Identità digitale, lo scoglio delle pubbliche amministrazioni
La rapidità dell’elaborazione teorica si scontra però con la realtà dei fatti. Un sistema fattibile di blockchain ID comporterebbe la necessità di un perfetto coordinamento fra aziende e governi. Vinny Lingham, cofondatore e ceo della californiana Civic, in un’intervista ammette che ci vorranno anni prima che industria e governi si accordino per uno standard globale e comune. E sa di cosa parla. La sua è infatti una fiorente startup la cui missione è quella di fornire a chiunque ne faccia richiesta un’identità digitale certificata via blockchain, controllabile dallo stesso proprietario (e ci mancherebbe…). “Stiamo studiando le votazioni tramite blockchain. Sono consapevole che ai governi occorreranno anni prima di essere in grado di implementare simili sistemi. Negli Usa ad esempio, per almeno due mandati non se ne parlerà”.
Vecchio Continente. Mica tanto
La Svizzera, patria dei soldi
Eppure ci sono luoghi dove la trasformazione è già in atto. E l’Europa la fa da padrone. In primo luogo, nello svizzero canton Zugo, la cosiddetta criptovalle. Qui, un’altra startup basata su protocollo Ethereum, Uport, ha firmato con l’amministrazione locale per l’implementazione di un sistema di identità digitale. Al momento, sono duecento i residenti del cantone i quali hanno accettato di ricevere un ID Uport per votare in via sperimentale su varie questioni di carattere locale. Permettere o no fuochi d’artificio durante il festival del lago, se usare o meno le identità digitali per prendere in prestito i libri dalla biblioteca, per pagare il parcheggio. Inoltre a Zugo è possibile pagare una piccolissima parte delle imposte in criptovaluta. E anche Chiasso da quest’anno si è accodata all’esperimento. Ad oggi, si tratta più che altro di una trovata di marketing per stessa ammissione dei sindaci, ma…
Come funziona? La procedura Uport
“Con il download della app, il cittadino di Zug registra la sua identità Uport sulla blockchain Ethereum. Questo identificatore unico e globale rappresenta l’indirizzo pubblico di uno smart contract noto come Uport Proxy Contract” [fonte ufficiale Uport]. Poi, tramite la app che a questo punto lo identifica univocamente, l’utente scansisce un QR code e accede al portale Zug ID. A questo punto viene richiesto di inserire il proprio vecchio numero di carta di identità e le proprie informazioni personali. La procedura sarà quindi completata solo dopo l’accertamento de visu in Comune, dove un funzionario accerterà la reale identità del cittadino. Solo allora le credenziali di identità saranno valide.

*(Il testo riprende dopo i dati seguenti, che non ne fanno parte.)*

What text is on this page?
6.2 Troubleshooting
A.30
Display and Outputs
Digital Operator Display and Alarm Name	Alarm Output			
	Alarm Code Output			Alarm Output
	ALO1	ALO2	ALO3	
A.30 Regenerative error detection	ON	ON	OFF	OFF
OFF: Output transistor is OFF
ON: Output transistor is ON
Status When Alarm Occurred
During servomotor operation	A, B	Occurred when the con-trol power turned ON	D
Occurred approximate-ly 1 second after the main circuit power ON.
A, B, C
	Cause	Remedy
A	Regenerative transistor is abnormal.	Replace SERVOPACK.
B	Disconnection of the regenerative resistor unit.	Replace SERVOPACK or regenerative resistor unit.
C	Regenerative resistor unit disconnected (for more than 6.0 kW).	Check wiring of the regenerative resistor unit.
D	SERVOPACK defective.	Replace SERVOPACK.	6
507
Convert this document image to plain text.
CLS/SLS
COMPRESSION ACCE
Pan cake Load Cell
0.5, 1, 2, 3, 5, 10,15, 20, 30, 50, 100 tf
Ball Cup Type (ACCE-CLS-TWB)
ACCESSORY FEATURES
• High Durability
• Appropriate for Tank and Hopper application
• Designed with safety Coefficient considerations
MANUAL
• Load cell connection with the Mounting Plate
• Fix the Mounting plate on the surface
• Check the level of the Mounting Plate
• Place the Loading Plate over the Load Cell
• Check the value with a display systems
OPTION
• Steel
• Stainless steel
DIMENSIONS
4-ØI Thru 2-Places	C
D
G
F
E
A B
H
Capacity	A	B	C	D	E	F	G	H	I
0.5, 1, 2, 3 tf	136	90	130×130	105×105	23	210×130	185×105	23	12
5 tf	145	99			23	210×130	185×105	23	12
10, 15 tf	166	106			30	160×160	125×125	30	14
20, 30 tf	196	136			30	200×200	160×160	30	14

Estonia. La burocrazia sovietica è un ricordo lontano
Per non parlare dell’Estonia, autentico avamposto della digitalizzazione sociale e governativa. Proclamata da Wired “la società digitalmente più avanzata del mondo”, e-Estonia ha dato vita ad un ecosistema efficiente, trasparente e ad oggi sicuro. Si tratta di un progetto iniziato più di venti anni fa, nel 1997, a soli sei anni dall’indipendenza. A quell’epoca praticamente l’intera popolazione non era connessa ad internet. Eppure il primo progetto di e-Governance ebbe inizio, e la tecnologia blockchain fu introdotta ben dieci anni fa, nel 2008 (Zugo inizia la sua avventura nel 2013, per dire).
Ma si tratta ancora di casi sporadici, seppur di successo.
Volare basso ora, per fare un balzo poi
Il fondatore di Civic Vinny Lingham pensa all’americana, e non si lascia impressionare dalle “eccezioni” svizzere ed estoni. Pensa alla grande scala. La diffusione di una tecnologia disruptive come la blockchain deve aversi dapprima nelle piccole transazioni finanziarie quotidiane e routinarie. Nei login ai vari siti web, nelle macchinette del caffè. Del resto, è quanto sta accadendo a Zugo. È con le azioni quotidiane che si costruisce il futuro.